Die Tage der klassischen Telefonie sind gezählt. Bis Ende des Jahres will die Telekom alle analogen und ISDN-Anschlüsse auf IP-Telefonie (Internet-Protokoll) umstellen. Wer nicht auf IP-Telefonie umstellen will, erhält eine Kündigung von der Telekom. Aber keine Angst, so weit muss es nicht kommen. Wir erklären, was Kunden jetzt wissen müssen:

  1. .Wird auch in sehr ländlichen Gebieten auf IP-Telefonie umgestellt? Ja. Deshalb baut die Telekom kontinuierlich ihre Netze aus, um auch im ländlichen Raum die erforderlichen Mindestbandbreiten anbieten zu können. Die Bandbreite für IP-Telefonie ist relativ niedrig. Natürlich gibt es auch Orte in Deutschland, wo das aktuell nicht möglich ist, sagt eine Telekom-Sprecherin: „Bei Übertragungsraten unterhalb dieser Grenze bieten wir keine Internetanschlüsse auf Basis der Magenta-Zuhause-Tarife an.” Eine Lösung für diese Kunden gibt es trotzdem. Sie können einen speziellen Funk-Router nutzen. Dadurch kann der Kunde über den Router weiter das Festnetz benutzen, während das Surfen über den Mobilfunk realisiert wird.
  2. .Ich habe nur einen Vertrag für das Telefon. Was muss ich bei der Umstellung auf IP-Telefonie beachten? Die gute Nachricht: nichts! Es muss nichts umgesteckt werden, kein neues Telefon gekauft oder ein Router installiert werden. Die Umschaltung erfolgt in der Vermittlungsstelle der Telekom.
  3. .Was ist mit Kunden, die einen ISDN-Anschluss haben? Wer einen ISDN-Anschluss hat, muss aktiv werden. Der Kunde muss einen neuen Vertrag mit der Telekom abschließen.
  4. .Was muss man genau machen? Zunächst muss man alle Geräte und Kabel aus der Telefonbuchse, dem Router und (wenn vorhanden) dem DSL-Splitter entfernen. Danach verbindet man den Router mit einem DSL-Kabel. Man erkennt das Kabel daran, dass es an einem Ende einen Buchsen-Stecker hat. Dieses Ende wird in den mittleren Steckplatz der Buchse gesteckt. Am anderen Ende des Kabels befindet sich ein Klickstecker, der in den Router in die Buchse „DSL/Tel” gesteckt wird. Nun wird das Telefon mit dem Router verbunden. Analoge Telefone werden mit der Telefonbuchse verbunden, die Basis von schnurlosen Telefonen mit Klickstecker direkt mit dem Router.
  5. .Muss ich einen Router von der Telekom verwenden? Nein, das muss man nicht. Genauso gut klappt die IP-Telefonie zum Beispiel mit einer Fritzbox. Allerdings nur bei neueren Modellen.

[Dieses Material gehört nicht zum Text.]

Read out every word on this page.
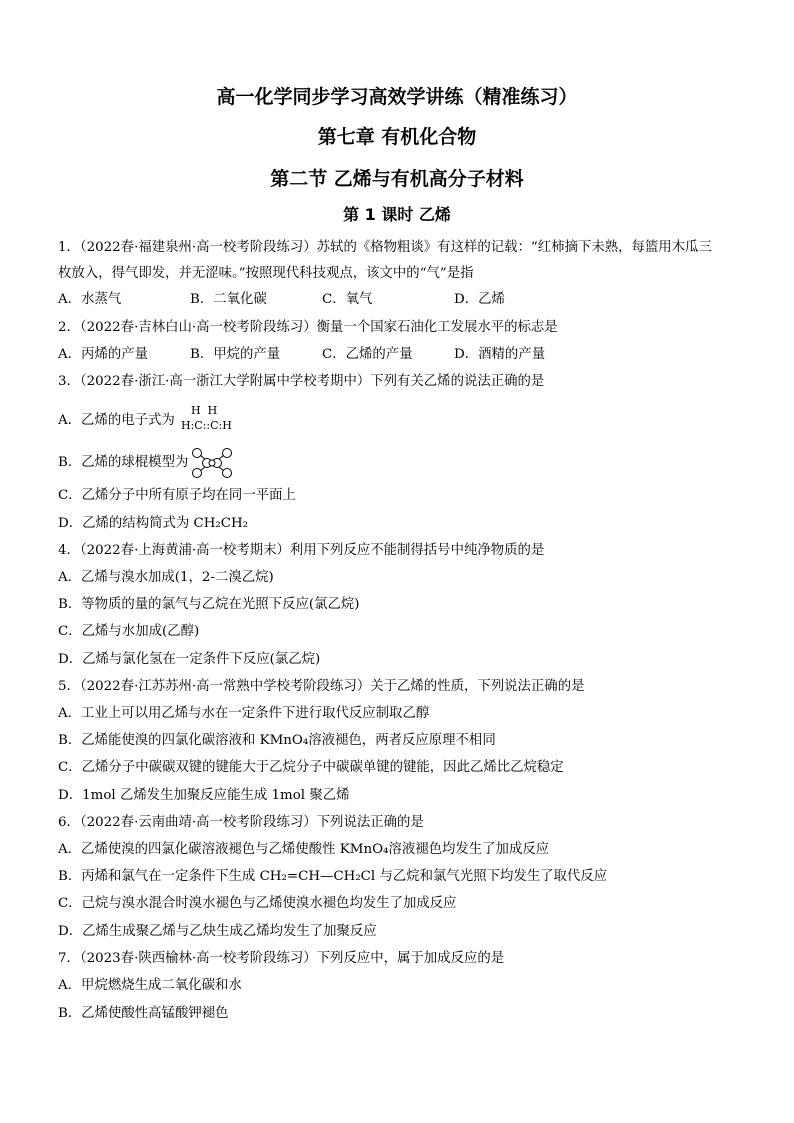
高一化学同步学习高效学讲练（精准练习）
第七章 有机化合物
第二节 乙烯与有机高分子材料
第 1 课时 乙烯
1．（2022春·福建泉州·高一校考阶段练习）苏轼的《格物粗谈》有这样的记载：“红柿摘下未熟，每篮用木瓜三
枚放入，得气即发，并无涩味。”按照现代科技观点，该文中的“气”是指
A．水蒸气	B．二氧化碳	C．氧气	D．乙烯
2．（2022春·吉林白山·高一校考阶段练习）衡量一个国家石油化工发展水平的标志是
A．丙烯的产量	B．甲烷的产量	C．乙烯的产量	D．酒精的产量
3．（2022春·浙江·高一浙江大学附属中学校考期中）下列有关乙烯的说法正确的是
A．乙烯的电子式为
H  H
H:C::C:H
B．乙烯的球棍模型为
C．乙烯分子中所有原子均在同一平面上
D．乙烯的结构简式为 CH₂CH₂
4．（2022春·上海黄浦·高一校考期末）利用下列反应不能制得括号中纯净物质的是
A．乙烯与溴水加成(1，2-二溴乙烷)
B．等物质的量的氯气与乙烷在光照下反应(氯乙烷)
C．乙烯与水加成(乙醇)
D．乙烯与氯化氢在一定条件下反应(氯乙烷)
5．（2022春·江苏苏州·高一常熟中学校考阶段练习）关于乙烯的性质，下列说法正确的是
A．工业上可以用乙烯与水在一定条件下进行取代反应制取乙醇
B．乙烯能使溴的四氯化碳溶液和 KMnO₄溶液褪色，两者反应原理不相同
C．乙烯分子中碳碳双键的键能大于乙烷分子中碳碳单键的键能，因此乙烯比乙烷稳定
D．1mol 乙烯发生加聚反应能生成 1mol 聚乙烯
6．（2022春·云南曲靖·高一校考阶段练习）下列说法正确的是
A．乙烯使溴的四氯化碳溶液褪色与乙烯使酸性 KMnO₄溶液褪色均发生了加成反应
B．丙烯和氯气在一定条件下生成 CH₂=CH—CH₂Cl 与乙烷和氯气光照下均发生了取代反应
C．己烷与溴水混合时溴水褪色与乙烯使溴水褪色均发生了加成反应
D．乙烯生成聚乙烯与乙炔生成乙烯均发生了加聚反应
7．（2023春·陕西榆林·高一校考阶段练习）下列反应中，属于加成反应的是
A．甲烷燃烧生成二氧化碳和水
B．乙烯使酸性高锰酸钾褪色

  6. .Wie melde ich meine Telefone im Router an? Nach dem Umstecken muss der Router konfiguriert werden. Dazu muss man sich in das Gerät einwählen. Hierfür brauchen Nutzer die Kundendaten. Bei Telekom-Geräten wurden diese Daten mit dem Router ausgeliefert. Hat man diese zur Hand, loggt man sich unter www.telekom.de/einrichten ein. Nun beginnt die automatische Einrichtung – diesen Vorgang nicht unterbrechen und darauf warten, bis das Lämpchen „Online“ am Router durchgängig leuchtet. Damit der Anschluss gleich komplett aktiv wird, sollte man die Rufnummer 0800/5510033 anrufen. Eine Sprachansage informiert, bis wann die Umstellung erfolgt – das dauert nach dem Anruf meist nur 15 Minuten.

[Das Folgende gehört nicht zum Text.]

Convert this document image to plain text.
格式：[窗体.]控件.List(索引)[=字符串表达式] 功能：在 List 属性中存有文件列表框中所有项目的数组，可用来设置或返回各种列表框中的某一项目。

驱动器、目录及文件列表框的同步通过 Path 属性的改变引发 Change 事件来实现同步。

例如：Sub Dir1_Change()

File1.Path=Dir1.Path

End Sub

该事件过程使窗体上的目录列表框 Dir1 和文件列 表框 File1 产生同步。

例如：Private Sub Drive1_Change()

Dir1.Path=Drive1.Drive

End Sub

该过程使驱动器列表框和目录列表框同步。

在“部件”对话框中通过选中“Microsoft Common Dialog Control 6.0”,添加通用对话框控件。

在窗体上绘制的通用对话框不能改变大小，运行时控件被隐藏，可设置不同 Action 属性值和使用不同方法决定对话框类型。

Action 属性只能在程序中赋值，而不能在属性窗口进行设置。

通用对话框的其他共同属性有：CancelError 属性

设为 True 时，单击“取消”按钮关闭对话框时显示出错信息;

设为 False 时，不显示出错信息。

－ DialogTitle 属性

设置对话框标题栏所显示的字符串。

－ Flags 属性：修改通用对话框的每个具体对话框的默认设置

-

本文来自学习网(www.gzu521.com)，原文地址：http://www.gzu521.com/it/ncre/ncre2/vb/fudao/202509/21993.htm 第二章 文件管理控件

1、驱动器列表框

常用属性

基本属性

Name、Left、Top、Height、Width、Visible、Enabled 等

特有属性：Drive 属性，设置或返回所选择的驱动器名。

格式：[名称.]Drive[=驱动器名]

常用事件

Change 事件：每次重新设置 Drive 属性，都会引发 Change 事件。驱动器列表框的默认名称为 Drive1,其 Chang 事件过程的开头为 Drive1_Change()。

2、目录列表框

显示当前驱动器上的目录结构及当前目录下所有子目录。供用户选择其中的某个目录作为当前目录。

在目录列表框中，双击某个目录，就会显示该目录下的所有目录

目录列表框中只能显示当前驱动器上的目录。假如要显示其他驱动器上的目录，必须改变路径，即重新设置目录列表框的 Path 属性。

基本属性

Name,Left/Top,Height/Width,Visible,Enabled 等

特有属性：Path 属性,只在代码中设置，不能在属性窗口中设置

  7. .Wie funktioniert das bei Fritzboxen? Nutzer müssen die Fritzbox umstellen. Dazu loggt man sich in die Benutzeroberfläche (in den Browser http://fritz.box eingeben) mit dem persönlichen Passwort ein. Hier ruft man nun das Menü „Telefonie/Eigene Rufnummer” auf. Dort klickt man auf „Neue Rufnummer” und aktiviert die Option „Wechsel von Festnetzanschluss auf IP-basierten Anschluss”. Dann erscheinen die Rufnummern. Diese sollte man überprüfen und die Vorwahl eintragen. Nun startet die Prüfung der Internettelefonie. Danach sollte das Telefon funktionieren. Ist dies nicht der Fall, müssen die Telefone im Router aktiviert werden. Dies erfolgt unter dem Punkt „Dect Telefon”.